Se proporcionarmos aos empregados as ferramentas necessárias para trabalhar de forma mais eficiente e menos árdua, estejam onde estiverem, estaremos a progredir segundo as tendências do capital humano que se impõem na economia atual. De acordo com uma pesquisa de líderes empresariais, as funções e aplicações tecnológicas a seguir apresentadas melhoram a produtividade, a satisfação com o trabalho e a capacidade de tomar decisões:

  • Painel e relatórios de análise
  • Integração com aplicações-chave já usados
  • Aplicações móveis nativas
  • Ajuda contextual na aplicação
  • IA e aprendizagem automática para identificar tendências e anomalias
  • Interfaces de linguagem natural (com ativação por voz)

 

Estas competências, geralmente integradas nos sistemas ERP, podem ser aproveitadas para uma ampla gama de desafios e funções empresariais e na própria gestão do capital humano.

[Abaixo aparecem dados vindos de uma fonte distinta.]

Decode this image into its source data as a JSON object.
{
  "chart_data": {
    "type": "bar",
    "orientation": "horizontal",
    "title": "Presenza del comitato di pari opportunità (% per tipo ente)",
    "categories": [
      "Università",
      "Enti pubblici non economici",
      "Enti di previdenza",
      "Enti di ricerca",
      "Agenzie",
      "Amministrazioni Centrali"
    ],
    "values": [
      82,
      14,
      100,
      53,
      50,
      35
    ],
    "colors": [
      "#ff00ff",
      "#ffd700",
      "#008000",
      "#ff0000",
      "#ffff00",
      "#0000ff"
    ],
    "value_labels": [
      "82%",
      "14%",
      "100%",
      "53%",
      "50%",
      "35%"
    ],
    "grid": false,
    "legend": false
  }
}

Pense nas seguintes funções no âmbito dos recursos humanos: gestão de cuidados e baixas, salários, indemnizações, benefícios e aquisição de talento. Agora, o desafio consiste em integrá-las o mais rapidamente possível.

O último estudo do SMB Group (“Connecting the Dots Between Business and Technology”) mostra que as empresas de médio porte estão a progredir a bom ritmo nesta direção, enquanto os negócios mais pequenos estão com algum atraso. Mas, mesmo se olharmos para estes últimos, a maioria já passou para softwares de RH unificados ou têm a intenção de fazê-lo.

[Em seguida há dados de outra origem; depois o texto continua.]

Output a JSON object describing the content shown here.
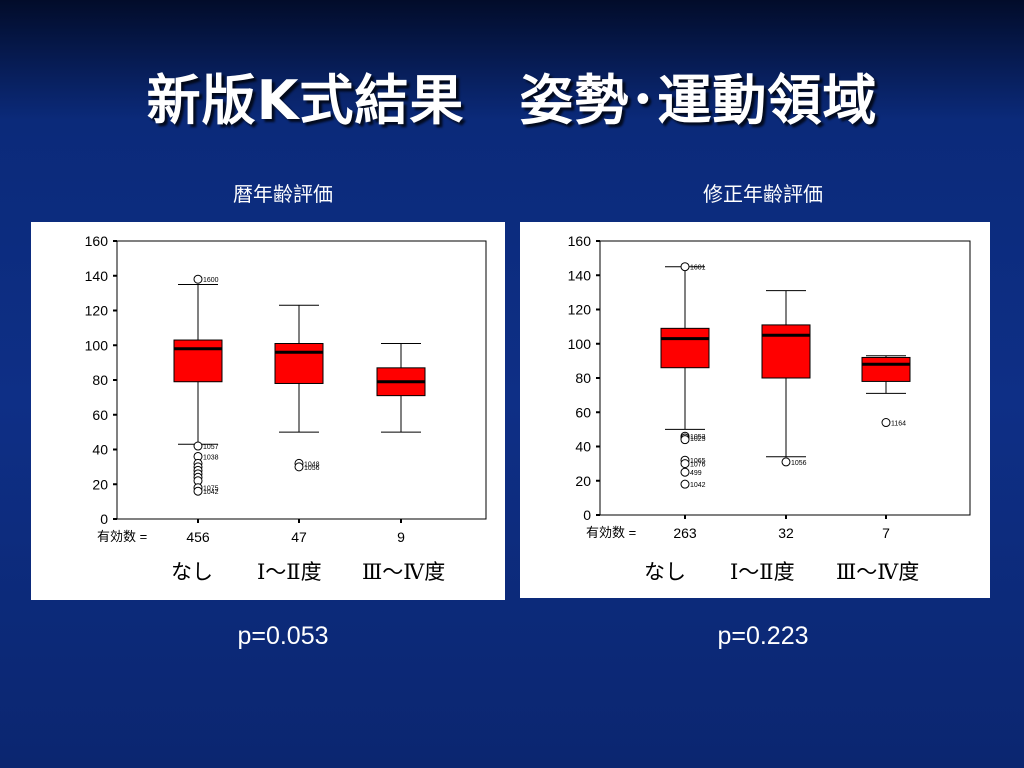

Quando a tecnologia utilizada para gerir essas funções de RH for integrada, contará com melhores ferramentas para simplificar os fluxos de trabalho, tomar melhores decisões, melhorar o cumprimento e acompanhar as últimas tendências sobre capital humano.

Esta estratégia, juntamente com as exigências de gestão mencionadas anteriormente, permite-lhe acompanhar as tendências mais relevantes e tirar partido delas no ambiente empresarial dinâmico e altamente competitivo em que nos movemos.